Sejak kelahiran buah hati keempatnya, ia memutuskan untuk istirahat sejenak dari aktivitas menulis opini dakwah. Ia harus memulihkan kesehatan setelah persalinan dan beradaptasi mengurus keempat anaknya bersama suaminya. Namun, hibernasi yang ia lakukan terlalu lama hingga ia merasa buntu untuk kembali menulis, bahkan sering tak menyelesaikan tulisannya hingga berita yang diangkat sirna dimakan waktu.
Angan-angan dapat segera bangkit untuk menulis setelah melahirkan pun hilang. Ujian hidup berulang kali menimpa keluarganya. Karena lamanya hibernasi dalam menulis, ia pernah membuat khawatir rekan dan pengayom media dakwah yang diikutinya lantaran tak pernah ada kabar mengenai dirinya.
Hibernasi Kebablasan
Hibernasi yang dilakukan penulis mungkin menjadi maklum bagi sebagian orang. Bagi mereka yang tidak turut berjuang dalam dakwah literasi. Namun, itu tidak benar bagi mereka yang berjuang di dalamnya. Karena sesungguhnya menulis opini Islam kini bisa dilakukan di mana saja dan kapan saja. Bukankah saat ini telah ada gawai? Bukankah saat ini segala informasi bisa dengan mudah didapatkan?

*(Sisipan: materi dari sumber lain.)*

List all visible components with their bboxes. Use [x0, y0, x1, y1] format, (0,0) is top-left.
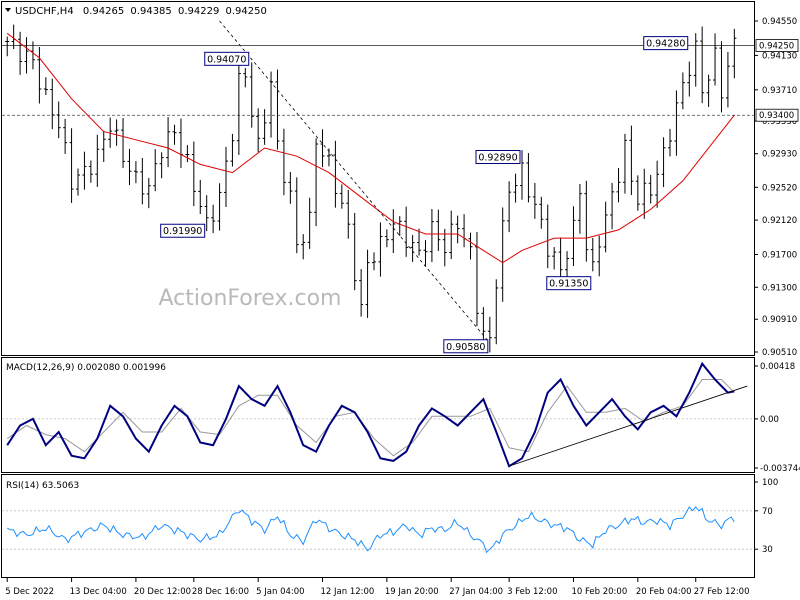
- close-value: 0.94250: [226, 6, 267, 17]
- price-axis-label: 0.91700: [762, 251, 797, 261]
- price-axis-label: 0.92520: [762, 183, 797, 193]
- rsi-axis-label: 100: [762, 478, 778, 488]
- price-axis-label: 0.90910: [762, 315, 797, 325]
- low-value: 0.94229: [178, 6, 219, 17]
- price-axis-label: 0.90510: [762, 348, 797, 358]
- x-axis-label: 28 Dec 16:00: [192, 587, 249, 597]
- annotation-label: 0.90580: [446, 342, 485, 353]
- annotation-box: [204, 51, 250, 66]
- candles: [5, 24, 737, 353]
- high-value: 0.94385: [130, 6, 171, 17]
- chart-header: USDCHF,H4 0.94265 0.94385 0.94229 0.9425…: [5, 6, 267, 17]
- x-axis-label: 5 Dec 2022: [5, 587, 54, 597]
- price-axis-label: 0.93330: [762, 117, 797, 127]
- price-axis-label: 0.91300: [762, 283, 797, 293]
- macd-line: [6, 361, 735, 468]
- price-annotation: 0.91990: [160, 223, 206, 238]
- axis-price-tag-label: 0.94250: [759, 42, 794, 52]
- price-annotation: 0.92890: [475, 150, 521, 165]
- price-annotation: 0.94070: [204, 51, 250, 66]
- triangle-down-icon[interactable]: [5, 8, 11, 12]
- x-axis-label: 20 Feb 04:00: [636, 587, 692, 597]
- macd-axis-label: 0.00: [760, 415, 779, 425]
- macd-axis-label: 0.00418: [760, 362, 795, 372]
- symbol-label: USDCHF,H4: [15, 6, 74, 17]
- price-annotation: 0.94280: [643, 36, 689, 51]
- annotation-label: 0.94280: [646, 39, 685, 50]
- price-axis-label: 0.94550: [762, 17, 797, 27]
- rsi-axis-label: 30: [762, 545, 773, 555]
- price-annotation: 0.90580: [443, 339, 489, 354]
- price-axis-label: 0.93710: [762, 86, 797, 96]
- rsi-title: RSI(14) 63.5063: [6, 481, 79, 491]
- open-value: 0.94265: [83, 6, 124, 17]
- annotation-label: 0.92890: [478, 153, 517, 164]
- x-axis-label: 27 Feb 12:00: [694, 587, 750, 597]
- axis-price-tag-label: 0.93400: [759, 111, 794, 121]
- annotation-label: 0.91990: [163, 226, 202, 237]
- x-axis-label: 13 Dec 04:00: [70, 587, 127, 597]
- x-axis-label: 27 Jan 04:00: [449, 587, 503, 597]
- rsi-line: [6, 506, 735, 554]
- x-axis-label: 12 Jan 12:00: [321, 587, 375, 597]
- annotation-label: 0.91350: [549, 279, 588, 290]
- macd-panel-frame: [1, 357, 755, 473]
- x-axis-label: 19 Jan 20:00: [385, 587, 439, 597]
- annotation-box: [475, 150, 521, 165]
- price-axis-label: 0.92120: [762, 216, 797, 226]
- annotation-box: [443, 339, 489, 354]
- axis-price-tag: [755, 39, 799, 52]
- x-axis-label: 20 Dec 12:00: [134, 587, 191, 597]
- price-axis-label: 0.92930: [762, 150, 797, 160]
- annotation-box: [643, 36, 689, 51]
- rsi-axis-label: 70: [762, 507, 773, 517]
- watermark: ActionForex.com: [159, 286, 342, 311]
- price-trendline: [219, 20, 491, 344]
- price-axis-label: 0.94130: [762, 51, 797, 61]
- annotation-label: 0.94070: [207, 54, 246, 65]
- svg-text:USDCHF,H4 0.94265: USDCHF,H4 0.94265 0.94385 0.94229 0.9425…: [15, 6, 267, 17]
- price-panel-frame: [1, 1, 755, 356]
- macd-signal-line: [6, 379, 735, 457]
- moving-average-line: [6, 32, 735, 264]
- annotation-box: [546, 276, 592, 291]
- rsi-panel-frame: [1, 474, 755, 578]
- macd-title: MACD(12,26,9) 0.002080 0.001996: [6, 363, 166, 373]
- x-axis-label: 3 Feb 12:00: [507, 587, 557, 597]
- macd-trendline: [509, 385, 748, 467]
- x-axis-label: 10 Feb 20:00: [571, 587, 627, 597]
- macd-axis-label: -0.003744: [760, 464, 800, 474]
- x-axis-label: 5 Jan 04:00: [256, 587, 304, 597]
- price-annotation: 0.91350: [546, 276, 592, 291]
- annotation-box: [160, 223, 206, 238]
- axis-price-tag: [755, 108, 799, 122]
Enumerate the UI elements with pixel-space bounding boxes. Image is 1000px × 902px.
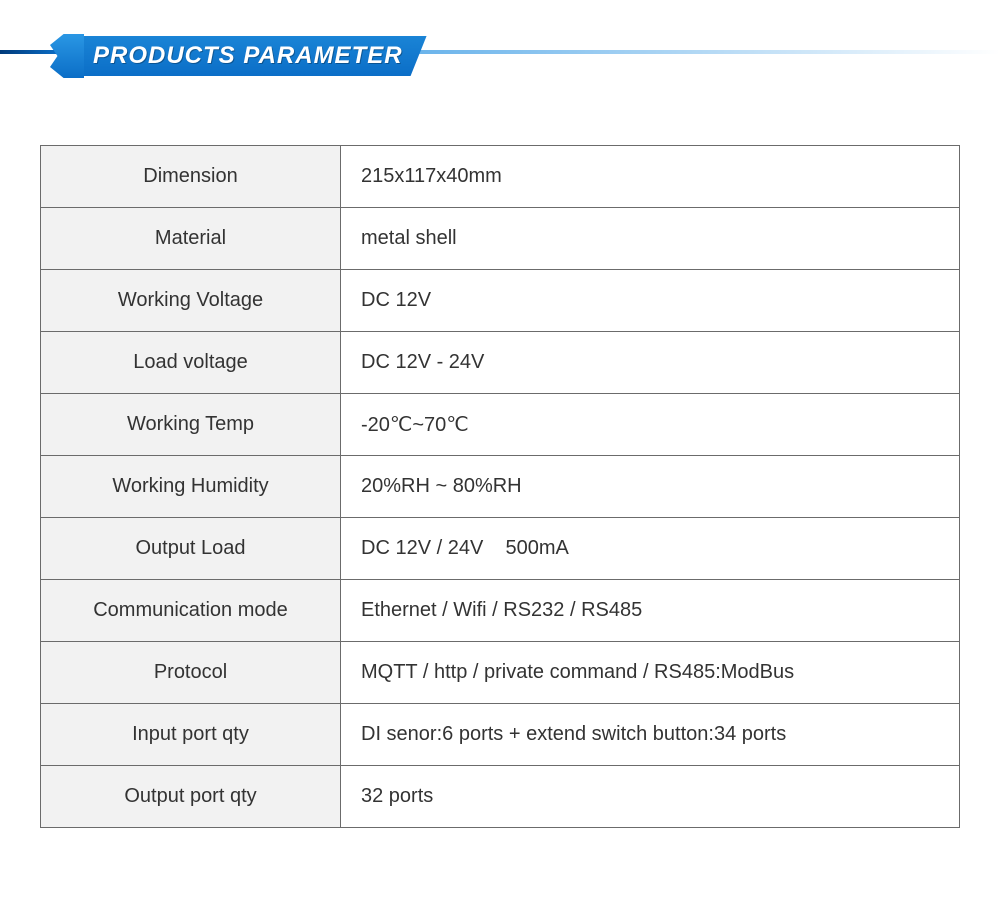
table-row: Input port qtyDI senor:6 ports + extend …	[41, 704, 960, 766]
param-value: MQTT / http / private command / RS485:Mo…	[341, 642, 960, 704]
param-label: Protocol	[41, 642, 341, 704]
table-row: Materialmetal shell	[41, 208, 960, 270]
spec-table: Dimension215x117x40mmMaterialmetal shell…	[40, 145, 960, 828]
param-label: Material	[41, 208, 341, 270]
param-value: DC 12V - 24V	[341, 332, 960, 394]
param-label: Working Temp	[41, 394, 341, 456]
param-label: Output port qty	[41, 766, 341, 828]
param-label: Communication mode	[41, 580, 341, 642]
table-row: Working Humidity20%RH ~ 80%RH	[41, 456, 960, 518]
table-row: Communication modeEthernet / Wifi / RS23…	[41, 580, 960, 642]
param-value: 215x117x40mm	[341, 146, 960, 208]
param-value: 32 ports	[341, 766, 960, 828]
banner-title: PRODUCTS PARAMETER	[93, 42, 403, 70]
param-label: Working Voltage	[41, 270, 341, 332]
table-row: ProtocolMQTT / http / private command / …	[41, 642, 960, 704]
param-value: 20%RH ~ 80%RH	[341, 456, 960, 518]
param-label: Working Humidity	[41, 456, 341, 518]
table-row: Working VoltageDC 12V	[41, 270, 960, 332]
section-header-banner: PRODUCTS PARAMETER	[0, 30, 1000, 105]
param-value: DI senor:6 ports + extend switch button:…	[341, 704, 960, 766]
param-label: Dimension	[41, 146, 341, 208]
param-label: Output Load	[41, 518, 341, 580]
table-row: Output LoadDC 12V / 24V 500mA	[41, 518, 960, 580]
param-value: metal shell	[341, 208, 960, 270]
table-row: Working Temp-20℃~70℃	[41, 394, 960, 456]
param-value: -20℃~70℃	[341, 394, 960, 456]
table-row: Load voltageDC 12V - 24V	[41, 332, 960, 394]
param-value: Ethernet / Wifi / RS232 / RS485	[341, 580, 960, 642]
param-value: DC 12V / 24V 500mA	[341, 518, 960, 580]
param-label: Load voltage	[41, 332, 341, 394]
table-row: Dimension215x117x40mm	[41, 146, 960, 208]
banner-label: PRODUCTS PARAMETER	[75, 36, 427, 76]
param-label: Input port qty	[41, 704, 341, 766]
table-row: Output port qty32 ports	[41, 766, 960, 828]
banner-left-tab-shape	[50, 34, 84, 78]
param-value: DC 12V	[341, 270, 960, 332]
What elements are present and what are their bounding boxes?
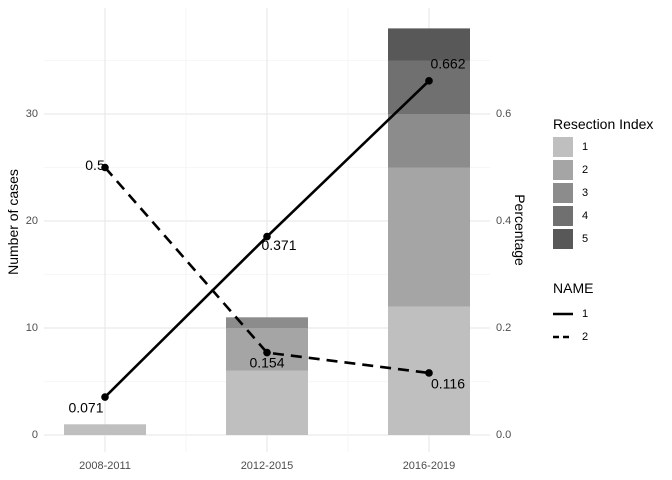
legend-label: 1 <box>582 141 588 153</box>
legend-swatch <box>553 183 573 203</box>
legend-label: 2 <box>582 164 588 176</box>
bars <box>64 28 470 435</box>
legend-label: 4 <box>582 210 588 222</box>
data-point <box>263 232 271 241</box>
data-point <box>263 348 271 357</box>
data-labels: 0.071 0.371 0.662 0.5 0.154 0.116 <box>68 56 465 416</box>
bar-segment <box>388 28 470 61</box>
y-tick-label: 0 <box>32 429 38 441</box>
legend-swatch <box>553 229 573 249</box>
x-tick-label: 2016-2019 <box>403 460 456 472</box>
axes: 0 10 20 30 0.0 0.2 0.4 0.6 2008-2011 2012-2015 201… <box>26 108 512 472</box>
data-point <box>101 163 109 172</box>
y-tick-label: 10 <box>26 322 38 334</box>
points <box>101 77 433 401</box>
y2-tick-label: 0.4 <box>496 215 511 227</box>
data-point <box>425 77 433 85</box>
legend-swatch <box>553 137 573 157</box>
y-tick-label: 30 <box>26 108 38 120</box>
legend-swatch <box>553 160 573 180</box>
data-label: 0.5 <box>85 157 105 173</box>
legend-label: 5 <box>582 233 588 245</box>
y2-tick-label: 0.0 <box>496 429 511 441</box>
legend-label: 3 <box>582 187 588 199</box>
data-point <box>101 393 109 401</box>
y-tick-label: 20 <box>26 215 38 227</box>
legend-line-keys: 12 <box>553 308 588 343</box>
legend-fill-title: Resection Index <box>553 116 653 132</box>
legend-swatch <box>553 206 573 226</box>
legend-line-title: NAME <box>553 280 593 296</box>
data-label: 0.071 <box>68 400 103 416</box>
y-axis-title: Number of cases <box>5 169 21 275</box>
bar-segment <box>388 167 470 307</box>
bar-segment <box>226 317 308 328</box>
data-label: 0.116 <box>431 376 465 392</box>
bar-segment <box>388 114 470 168</box>
bar-segment <box>226 370 308 435</box>
y2-tick-label: 0.6 <box>496 108 511 120</box>
data-point <box>425 369 433 377</box>
bar-segment <box>388 60 470 114</box>
data-label: 0.662 <box>430 56 465 72</box>
bar-segment <box>64 424 146 435</box>
data-label: 0.154 <box>249 354 284 370</box>
data-label: 0.371 <box>261 237 296 253</box>
legend-label: 1 <box>582 308 588 320</box>
series-line-2 <box>104 166 430 375</box>
x-tick-label: 2012-2015 <box>241 460 294 472</box>
y2-axis-title: Percentage <box>512 194 528 266</box>
legend-fill-keys: 1 2 3 4 5 <box>553 137 588 249</box>
legend-label: 2 <box>582 331 588 343</box>
x-tick-label: 2008-2011 <box>79 460 131 472</box>
y2-tick-label: 0.2 <box>496 322 511 334</box>
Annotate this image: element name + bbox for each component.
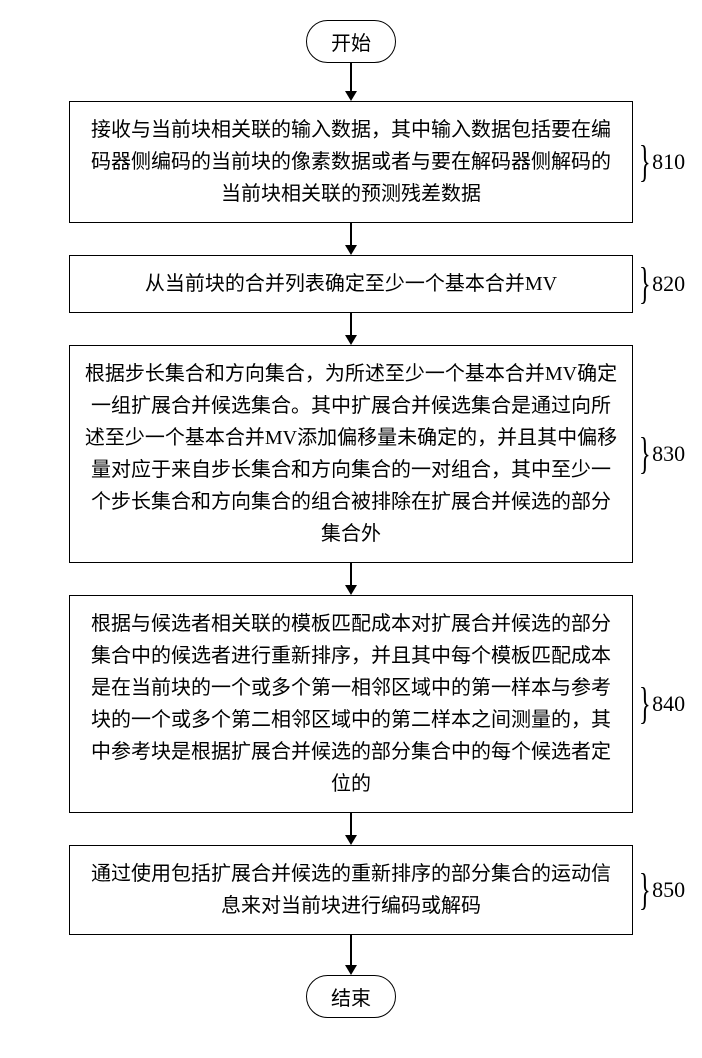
step-label: }830	[639, 345, 685, 563]
step-row: 根据步长集合和方向集合，为所述至少一个基本合并MV确定一组扩展合并候选集合。其中…	[21, 345, 681, 563]
flowchart-container: 开始接收与当前块相关联的输入数据，其中输入数据包括要在编码器侧编码的当前块的像素…	[21, 0, 681, 1058]
process-box-840: 根据与候选者相关联的模板匹配成本对扩展合并候选的部分集合中的候选者进行重新排序，…	[69, 595, 633, 813]
brace-icon: }	[639, 262, 651, 306]
process-box-850: 通过使用包括扩展合并候选的重新排序的部分集合的运动信息来对当前块进行编码或解码	[69, 845, 633, 935]
step-label: }810	[639, 101, 685, 223]
start-terminal: 开始	[306, 20, 396, 63]
step-label-number: 840	[652, 691, 685, 717]
step-row: 接收与当前块相关联的输入数据，其中输入数据包括要在编码器侧编码的当前块的像素数据…	[21, 101, 681, 223]
step-label-number: 830	[652, 441, 685, 467]
process-box-810: 接收与当前块相关联的输入数据，其中输入数据包括要在编码器侧编码的当前块的像素数据…	[69, 101, 633, 223]
brace-icon: }	[639, 140, 651, 184]
brace-icon: }	[639, 868, 651, 912]
step-row: 从当前块的合并列表确定至少一个基本合并MV}820	[21, 255, 681, 313]
step-label: }840	[639, 595, 685, 813]
step-label: }820	[639, 255, 685, 313]
step-label-number: 820	[652, 271, 685, 297]
step-label-number: 850	[652, 877, 685, 903]
process-box-820: 从当前块的合并列表确定至少一个基本合并MV	[69, 255, 633, 313]
brace-icon: }	[639, 432, 651, 476]
end-terminal: 结束	[306, 975, 396, 1018]
step-row: 通过使用包括扩展合并候选的重新排序的部分集合的运动信息来对当前块进行编码或解码}…	[21, 845, 681, 935]
step-row: 根据与候选者相关联的模板匹配成本对扩展合并候选的部分集合中的候选者进行重新排序，…	[21, 595, 681, 813]
step-label-number: 810	[652, 149, 685, 175]
brace-icon: }	[639, 682, 651, 726]
process-box-830: 根据步长集合和方向集合，为所述至少一个基本合并MV确定一组扩展合并候选集合。其中…	[69, 345, 633, 563]
step-label: }850	[639, 845, 685, 935]
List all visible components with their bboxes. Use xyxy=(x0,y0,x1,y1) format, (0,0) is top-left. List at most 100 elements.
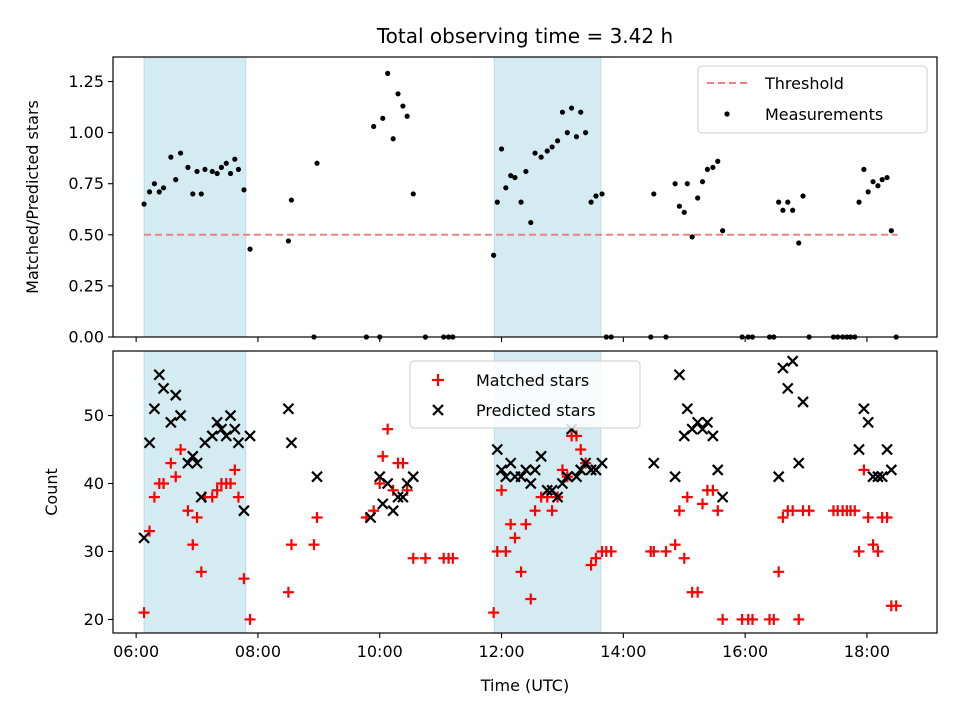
predicted-star-point xyxy=(187,450,199,463)
measurement-point xyxy=(491,252,497,258)
predicted-star-stroke xyxy=(881,443,893,456)
predicted-star-point xyxy=(232,436,245,449)
matched-star-point xyxy=(377,450,389,462)
measurement-point xyxy=(544,148,550,154)
measurement-point xyxy=(676,203,682,209)
predicted-star-point xyxy=(515,470,527,483)
predicted-star-stroke xyxy=(282,402,295,415)
predicted-star-stroke xyxy=(311,470,323,483)
predicted-star-point xyxy=(585,464,597,476)
measurements-legend-label: Measurements xyxy=(765,105,883,124)
predicted-star-stroke xyxy=(148,402,161,415)
measurement-point xyxy=(395,91,401,97)
predicted-star-stroke xyxy=(862,416,874,429)
matched-star-point xyxy=(407,552,419,564)
predicted-star-point xyxy=(885,464,898,476)
matched-star-point xyxy=(282,586,294,598)
matched-star-point xyxy=(793,613,805,625)
measurement-point xyxy=(494,199,500,205)
predicted-star-stroke xyxy=(696,423,709,435)
predicted-star-point xyxy=(220,430,233,442)
predicted-star-point xyxy=(143,436,156,449)
predicted-star-point xyxy=(701,416,714,429)
matched-star-point xyxy=(803,505,815,517)
measurement-point xyxy=(518,199,524,205)
predicted-star-stroke xyxy=(387,504,399,517)
y-tick-label: 20 xyxy=(84,610,104,629)
predicted-legend-label: Predicted stars xyxy=(476,401,596,420)
observing-span xyxy=(143,56,247,338)
predicted-star-stroke xyxy=(381,477,394,490)
matched-star-point xyxy=(158,478,170,490)
predicted-star-stroke xyxy=(797,396,809,408)
matched-star-point xyxy=(867,539,879,551)
predicted-star-stroke xyxy=(206,430,219,442)
measurement-point xyxy=(588,199,594,205)
predicted-star-point xyxy=(561,470,574,483)
predicted-star-point xyxy=(772,470,785,483)
predicted-star-stroke xyxy=(707,430,719,442)
predicted-star-point xyxy=(648,457,660,469)
predicted-star-stroke xyxy=(853,443,865,456)
measurement-point xyxy=(194,168,200,175)
matched-star-point xyxy=(515,566,527,578)
x-tick-label: 18:00 xyxy=(844,642,890,661)
predicted-star-point xyxy=(244,430,256,442)
predicted-star-stroke xyxy=(407,470,420,483)
matched-star-point xyxy=(669,539,681,551)
measurement-point xyxy=(314,160,320,166)
measurement-point xyxy=(780,207,786,213)
measurement-point xyxy=(214,170,220,177)
x-tick-label: 12:00 xyxy=(478,642,524,661)
measurement-point xyxy=(390,136,396,142)
predicted-star-stroke xyxy=(520,464,532,476)
matched-star-point xyxy=(509,532,521,544)
predicted-star-stroke xyxy=(711,464,724,476)
matched-star-point xyxy=(648,545,660,557)
predicted-star-point xyxy=(711,464,724,476)
measurement-point xyxy=(672,181,678,187)
x-axis-label: Time (UTC) xyxy=(480,676,569,695)
matched-star-point xyxy=(382,423,394,435)
predicted-star-stroke xyxy=(786,355,799,367)
measurement-point xyxy=(582,130,589,136)
matched-star-point xyxy=(575,444,587,456)
matched-star-point xyxy=(853,545,865,557)
matched-star-point xyxy=(148,491,160,503)
predicted-star-stroke xyxy=(546,484,558,497)
matched-star-point xyxy=(872,545,884,557)
measurements-legend-swatch xyxy=(724,111,730,117)
predicted-star-point xyxy=(797,396,809,408)
matched-star-point xyxy=(225,478,237,490)
matched-star-point xyxy=(182,505,194,517)
predicted-star-stroke xyxy=(373,470,386,483)
matched-star-point xyxy=(681,491,693,503)
measurement-point xyxy=(704,166,711,173)
y-tick-label: 0.00 xyxy=(68,328,104,347)
matched-star-point xyxy=(881,511,893,523)
predicted-star-stroke xyxy=(232,436,245,449)
measurement-point xyxy=(404,113,410,119)
measurement-point xyxy=(790,207,796,213)
predicted-legend-swatch xyxy=(432,404,444,416)
predicted-star-stroke xyxy=(191,457,203,469)
matched-star-point xyxy=(777,511,789,523)
matched-star-point xyxy=(505,518,517,530)
predicted-star-stroke xyxy=(585,464,597,476)
matched-star-point xyxy=(660,545,672,557)
x-tick-label: 08:00 xyxy=(235,642,281,661)
measurement-point xyxy=(573,134,580,140)
predicted-star-stroke xyxy=(211,416,223,429)
measurement-point xyxy=(141,201,147,207)
matched-star-point xyxy=(206,491,218,503)
predicted-star-stroke xyxy=(772,470,785,483)
predicted-star-point xyxy=(392,491,404,503)
measurement-point xyxy=(151,181,158,187)
measurement-point xyxy=(699,179,706,185)
matched-star-point xyxy=(890,600,902,612)
measurement-point xyxy=(380,115,386,121)
predicted-star-point xyxy=(786,355,799,367)
matched-star-point xyxy=(858,464,870,476)
predicted-star-point xyxy=(596,457,608,469)
predicted-star-stroke xyxy=(570,470,583,483)
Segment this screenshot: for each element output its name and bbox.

Jadi, tak ada alasan untuk berlama-lama melakukan hibernasi. Yang ada hanyalah kemalasan, kurangnya mengatur waktu dengan baik, kurangnya pengorbanan, dan lain sebagainya. Astagfirullah, berasa menampar muka sendiri. Namun, inilah yang terjadi. Itulah mengapa, Allah Taala telah mengingatkan setiap muslim dalam firman-Nya pada surah Al-Asr. Bahwasanya manusia benar-benar dalam keadaan merugi.
Jika hibernasi digunakan untuk mengoptimalkan kemampuan diri maka tak masalah. Seperti hibernasi yang terjadi pada metamorfosis kupu-kupu. Sang ulat berhenti makan daun untuk berubah menjadi kepompong yang akhirmya menjadi kupu-kupu cantik. Atau hibernasi yang dilakukan oleh sebagian hewan lain ciptaan Allah seperti beruang yang dilakukan pada musim dingin untuk bertahan hidup.
Akan tetapi, jika hibernasi yang dilakukan untuk menutupi kemalasan, kurangnya pengorbanan, atau bahkan melalaikan amanah, jelas hibernasi ini tidak tepat dilakukan.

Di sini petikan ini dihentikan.